HEDDA (ogląda się). Ach! tutaj... Przypominam sobie. (Podnosi się, siada na kanapie, wyciąga się i przeciera sobie oczy). Czy to późno, Theo?
PANI ELVSTED (patrzy na zegarek). Po siódméj.
HEDDA. Kiedy mąż wrócił?
PANI ELVSTED. Nie wrócił jeszcze.
HEDDA. Jakto, wcale nie wrócił do domu?
PANI ELVSTED. Nikt jeszcze nie przyszedł. (Wstaje).
HEDDA. A myśmy czuwały i czekały do czwartéj.

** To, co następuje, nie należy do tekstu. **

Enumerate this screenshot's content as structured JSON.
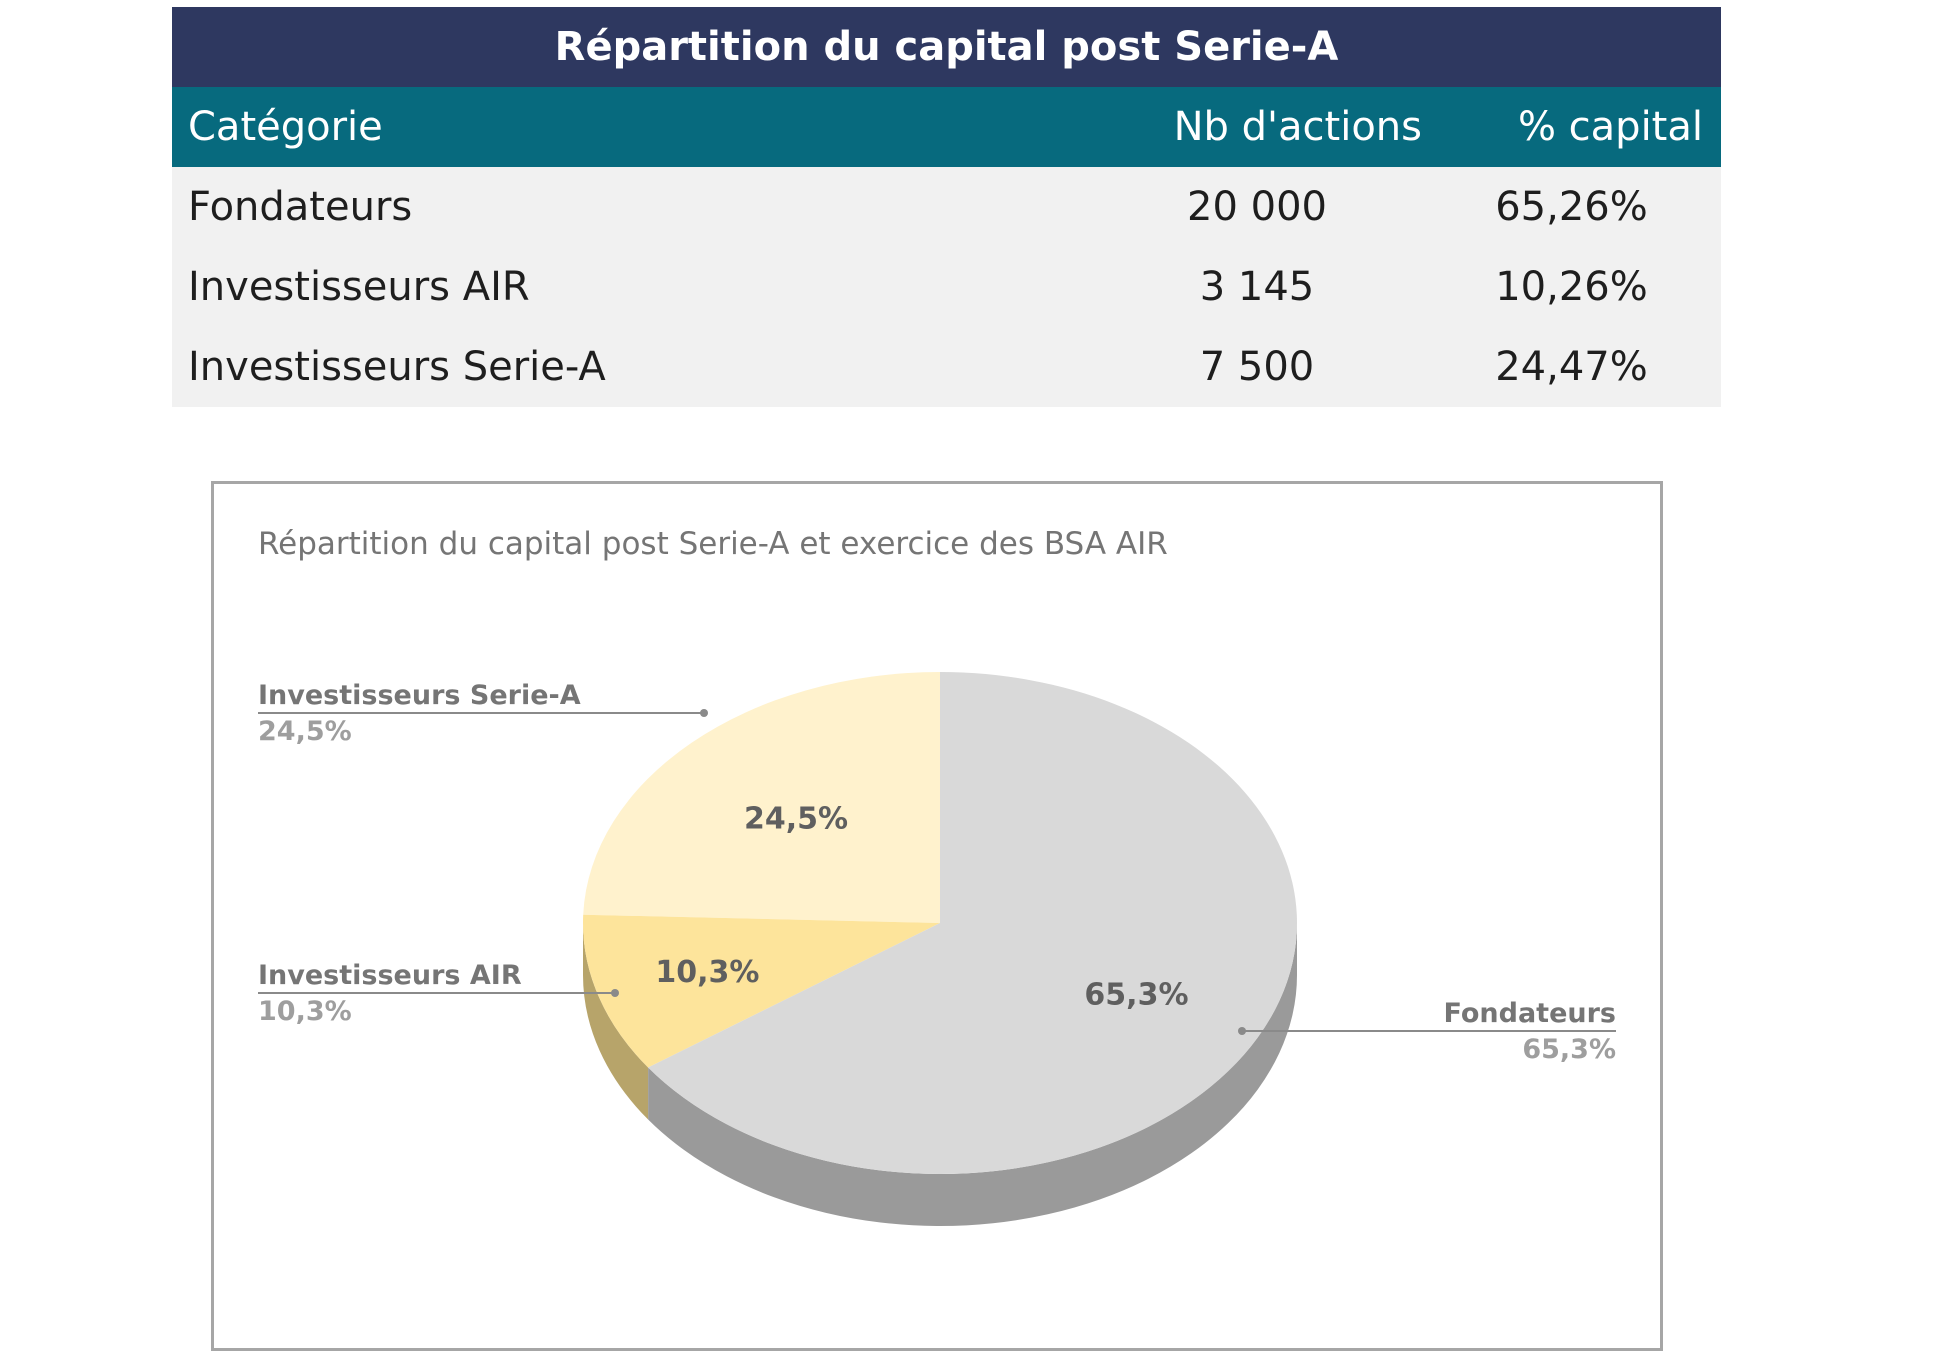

PANI ELVSTED (łamiąc ręce). Ach! jak ja na niego czekałam!..
HEDDA (ziewa i mówi z ręką na ustach). Ach! tak, mogłyśmy sobie tego oszczędzić.

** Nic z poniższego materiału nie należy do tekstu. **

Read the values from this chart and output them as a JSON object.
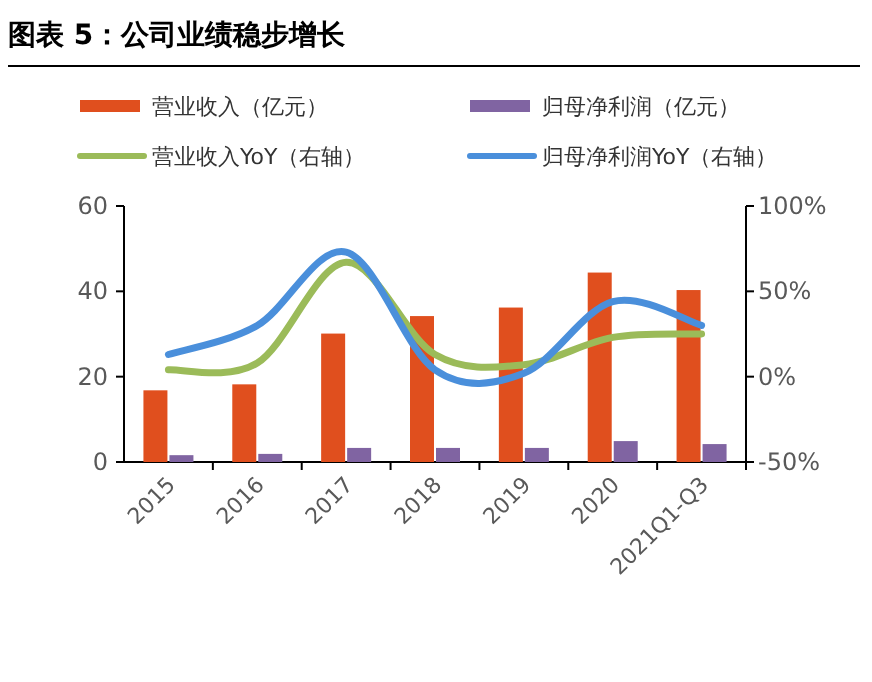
{
  "chart_data": {
    "type": "bar",
    "title": "图表 5：公司业绩稳步增长",
    "categories": [
      "2015",
      "2016",
      "2017",
      "2018",
      "2019",
      "2020",
      "2021Q1-Q3"
    ],
    "series": [
      {
        "name": "营业收入（亿元）",
        "color": "#e04f1e",
        "values": [
          16.8,
          18.2,
          30.1,
          34.2,
          36.2,
          44.4,
          40.3
        ]
      },
      {
        "name": "归母净利润（亿元）",
        "color": "#8064a2",
        "values": [
          1.6,
          1.9,
          3.3,
          3.3,
          3.3,
          4.9,
          4.2
        ]
      },
      {
        "name": "营业收入YoY（右轴）",
        "type": "line",
        "axis": "y2",
        "color": "#9bbb59",
        "values": [
          4,
          8,
          67,
          13,
          7,
          23,
          25
        ]
      },
      {
        "name": "归母净利润YoY（右轴）",
        "type": "line",
        "axis": "y2",
        "color": "#4a8fdb",
        "values": [
          13,
          30,
          73,
          4,
          2,
          44,
          30
        ]
      }
    ],
    "ylim": [
      0,
      60
    ],
    "yticks": [
      0,
      20,
      40,
      60
    ],
    "y2lim": [
      -50,
      100
    ],
    "y2ticks": [
      {
        "value": -50,
        "label": "-50%"
      },
      {
        "value": 0,
        "label": "0%"
      },
      {
        "value": 50,
        "label": "50%"
      },
      {
        "value": 100,
        "label": "100%"
      }
    ],
    "legend": "top",
    "grid": false,
    "marker": "none",
    "line_style": "solid"
  }
}
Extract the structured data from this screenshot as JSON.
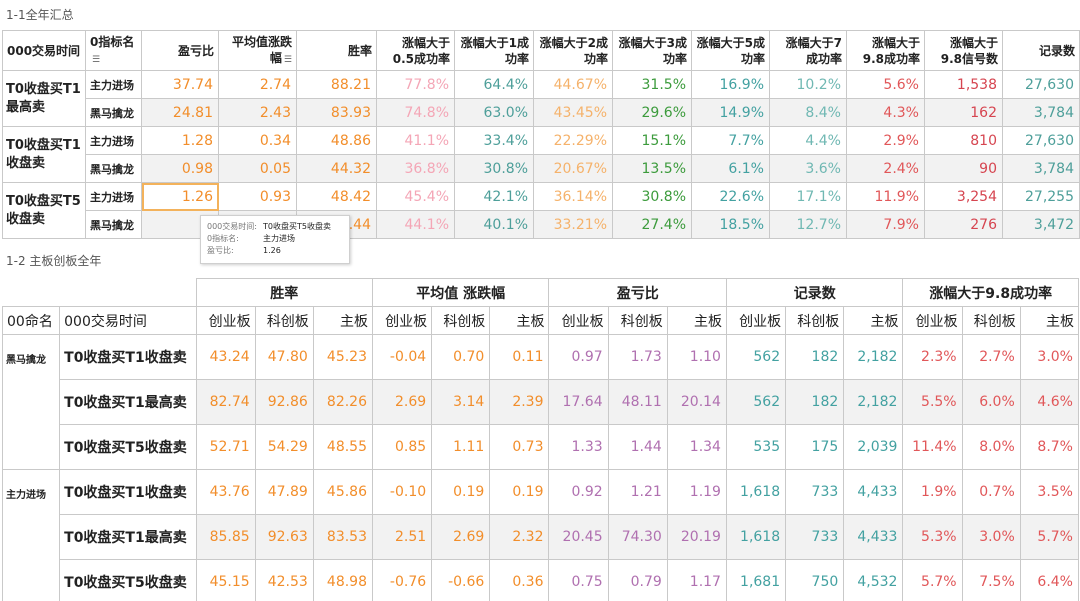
{
  "section1": {
    "title": "1-1全年汇总",
    "headers": {
      "time": "000交易时间",
      "indicator": "0指标名",
      "pnl": "盈亏比",
      "avg": "平均值涨跌幅",
      "win": "胜率",
      "r05": "涨幅大于0.5成功率",
      "r1": "涨幅大于1成功率",
      "r2": "涨幅大于2成功率",
      "r3": "涨幅大于3成功率",
      "r5": "涨幅大于5成功率",
      "r7": "涨幅大于7成功率",
      "r98": "涨幅大于9.8成功率",
      "r98sig": "涨幅大于9.8信号数",
      "count": "记录数"
    },
    "groups": [
      {
        "label": "T0收盘买T1最高卖",
        "rows": [
          {
            "sub": "主力进场",
            "v": [
              "37.74",
              "2.74",
              "88.21",
              "77.8%",
              "64.4%",
              "44.67%",
              "31.5%",
              "16.9%",
              "10.2%",
              "5.6%",
              "1,538",
              "27,630"
            ]
          },
          {
            "sub": "黑马擒龙",
            "v": [
              "24.81",
              "2.43",
              "83.93",
              "74.8%",
              "63.0%",
              "43.45%",
              "29.6%",
              "14.9%",
              "8.4%",
              "4.3%",
              "162",
              "3,784"
            ]
          }
        ]
      },
      {
        "label": "T0收盘买T1收盘卖",
        "rows": [
          {
            "sub": "主力进场",
            "v": [
              "1.28",
              "0.34",
              "48.86",
              "41.1%",
              "33.4%",
              "22.29%",
              "15.1%",
              "7.7%",
              "4.4%",
              "2.9%",
              "810",
              "27,630"
            ]
          },
          {
            "sub": "黑马擒龙",
            "v": [
              "0.98",
              "0.05",
              "44.32",
              "36.8%",
              "30.8%",
              "20.67%",
              "13.5%",
              "6.1%",
              "3.6%",
              "2.4%",
              "90",
              "3,784"
            ]
          }
        ]
      },
      {
        "label": "T0收盘买T5收盘卖",
        "rows": [
          {
            "sub": "主力进场",
            "v": [
              "1.26",
              "0.93",
              "48.42",
              "45.4%",
              "42.1%",
              "36.14%",
              "30.8%",
              "22.6%",
              "17.1%",
              "11.9%",
              "3,254",
              "27,255"
            ]
          },
          {
            "sub": "黑马擒龙",
            "v": [
              "0.",
              "",
              ".44",
              "44.1%",
              "40.1%",
              "33.21%",
              "27.4%",
              "18.5%",
              "12.7%",
              "7.9%",
              "276",
              "3,472"
            ]
          }
        ]
      }
    ],
    "tooltip": {
      "k1": "000交易时间:",
      "v1": "T0收盘买T5收盘卖",
      "k2": "0指标名:",
      "v2": "主力进场",
      "k3": "盈亏比:",
      "v3": "1.26"
    }
  },
  "section2": {
    "title": "1-2 主板创板全年",
    "group_headers": [
      "胜率",
      "平均值 涨跌幅",
      "盈亏比",
      "记录数",
      "涨幅大于9.8成功率"
    ],
    "col_name": "00命名",
    "col_time": "000交易时间",
    "sub_headers": [
      "创业板",
      "科创板",
      "主板"
    ],
    "groups": [
      {
        "label": "黑马擒龙",
        "rows": [
          {
            "time": "T0收盘买T1收盘卖",
            "v": [
              "43.24",
              "47.80",
              "45.23",
              "-0.04",
              "0.70",
              "0.11",
              "0.97",
              "1.73",
              "1.10",
              "562",
              "182",
              "2,182",
              "2.3%",
              "2.7%",
              "3.0%"
            ]
          },
          {
            "time": "T0收盘买T1最高卖",
            "v": [
              "82.74",
              "92.86",
              "82.26",
              "2.69",
              "3.14",
              "2.39",
              "17.64",
              "48.11",
              "20.14",
              "562",
              "182",
              "2,182",
              "5.5%",
              "6.0%",
              "4.6%"
            ]
          },
          {
            "time": "T0收盘买T5收盘卖",
            "v": [
              "52.71",
              "54.29",
              "48.55",
              "0.85",
              "1.11",
              "0.73",
              "1.33",
              "1.44",
              "1.34",
              "535",
              "175",
              "2,039",
              "11.4%",
              "8.0%",
              "8.7%"
            ]
          }
        ]
      },
      {
        "label": "主力进场",
        "rows": [
          {
            "time": "T0收盘买T1收盘卖",
            "v": [
              "43.76",
              "47.89",
              "45.86",
              "-0.10",
              "0.19",
              "0.19",
              "0.92",
              "1.21",
              "1.19",
              "1,618",
              "733",
              "4,433",
              "1.9%",
              "0.7%",
              "3.5%"
            ]
          },
          {
            "time": "T0收盘买T1最高卖",
            "v": [
              "85.85",
              "92.63",
              "83.53",
              "2.51",
              "2.69",
              "2.32",
              "20.45",
              "74.30",
              "20.19",
              "1,618",
              "733",
              "4,433",
              "5.3%",
              "3.0%",
              "5.7%"
            ]
          },
          {
            "time": "T0收盘买T5收盘卖",
            "v": [
              "45.15",
              "42.53",
              "48.98",
              "-0.76",
              "-0.66",
              "0.36",
              "0.75",
              "0.79",
              "1.17",
              "1,681",
              "750",
              "4,532",
              "5.7%",
              "7.5%",
              "6.4%"
            ]
          }
        ]
      }
    ]
  },
  "colors": {
    "orange": "#f28e2b",
    "pink": "#f4a6b6",
    "green": "#59a14f",
    "teal": "#43a1a1",
    "red": "#e15759",
    "purple": "#b070b0"
  }
}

PANI ELVSTED. Przynajmniéj spałaś trochę.
HEDDA. Tak, nawet spałam doskonale. A ty?
PANI ELVSTED. Nie zmrużyłam oka. Nie mogłam zasnąć. To było niepodobieństwem.
HEDDA (wstaje z kanapy i zbliża się do niéj). Nie masz powodu się niepokoić. Widzę, jak się złożyło.

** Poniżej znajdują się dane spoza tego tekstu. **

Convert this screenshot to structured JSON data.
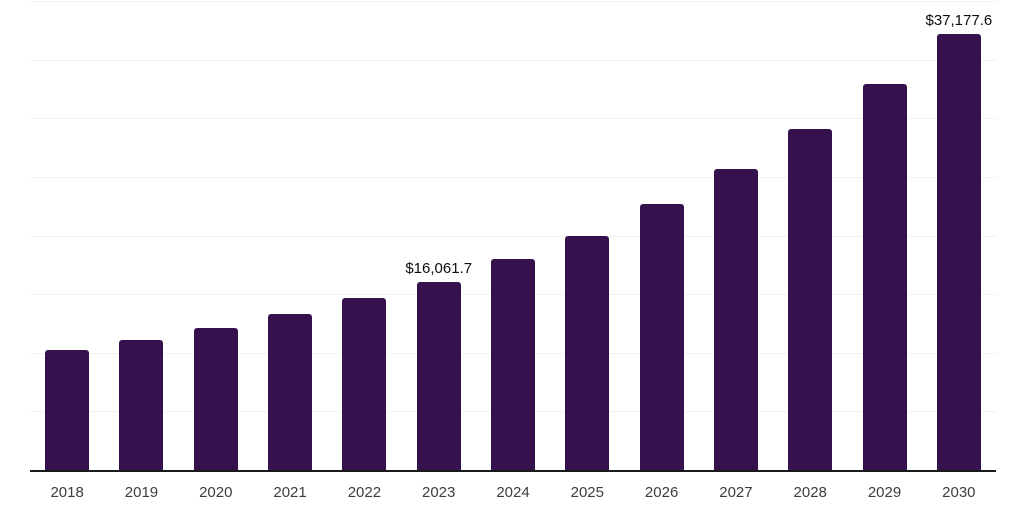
{
  "chart_data": {
    "type": "bar",
    "title": "",
    "xlabel": "",
    "ylabel": "",
    "categories": [
      "2018",
      "2019",
      "2020",
      "2021",
      "2022",
      "2023",
      "2024",
      "2025",
      "2026",
      "2027",
      "2028",
      "2029",
      "2030"
    ],
    "values": [
      10250,
      11100,
      12100,
      13300,
      14650,
      16061.7,
      18000,
      20000,
      22700,
      25700,
      29100,
      32900,
      37177.6
    ],
    "point_labels": [
      "",
      "",
      "",
      "",
      "",
      "$16,061.7",
      "",
      "",
      "",
      "",
      "",
      "",
      "$37,177.6"
    ],
    "ylim": [
      0,
      40000
    ],
    "grid_step": 5000,
    "grid_visible": true,
    "legend_position": "none",
    "value_prefix": "$",
    "colors": {
      "bar": "#35124E",
      "gridline": "#F2F2F2",
      "axis_line": "#1A1A1A",
      "tick_label": "#3D3D3D",
      "value_label": "#0D0D0D",
      "background": "#FFFFFF"
    }
  }
}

PANI ELVSTED. Cóż sądzisz? Czy możesz mi to powiedziéć?
HEDDA. Naturalnie, wieczór u radcy przeciągnął się bardzo długo.
PANI ELVSTED. Niezawodnie. Jednak pomimo to...
HEDDA. A wówczas mąż nie chciał wracać do domu, ażeby nie dzwonić i nie budzić wśród nocy. (Śmieje się). Może téż nie miał ochoty pokazywać się tak, zaraz po wesołéj hulance.
PANI ELVSTED. Ależ moja droga, gdzieżby poszedł?
HEDDA. Do ciotek naturalnie, tam się wyśpi, ma tam przecież jeszcze swój dawny pokój.
PANI ELVSTED. Nie, tam go niéma, bo tylko co przyniesiono do niego list od panny Tesman. Oto tam leży.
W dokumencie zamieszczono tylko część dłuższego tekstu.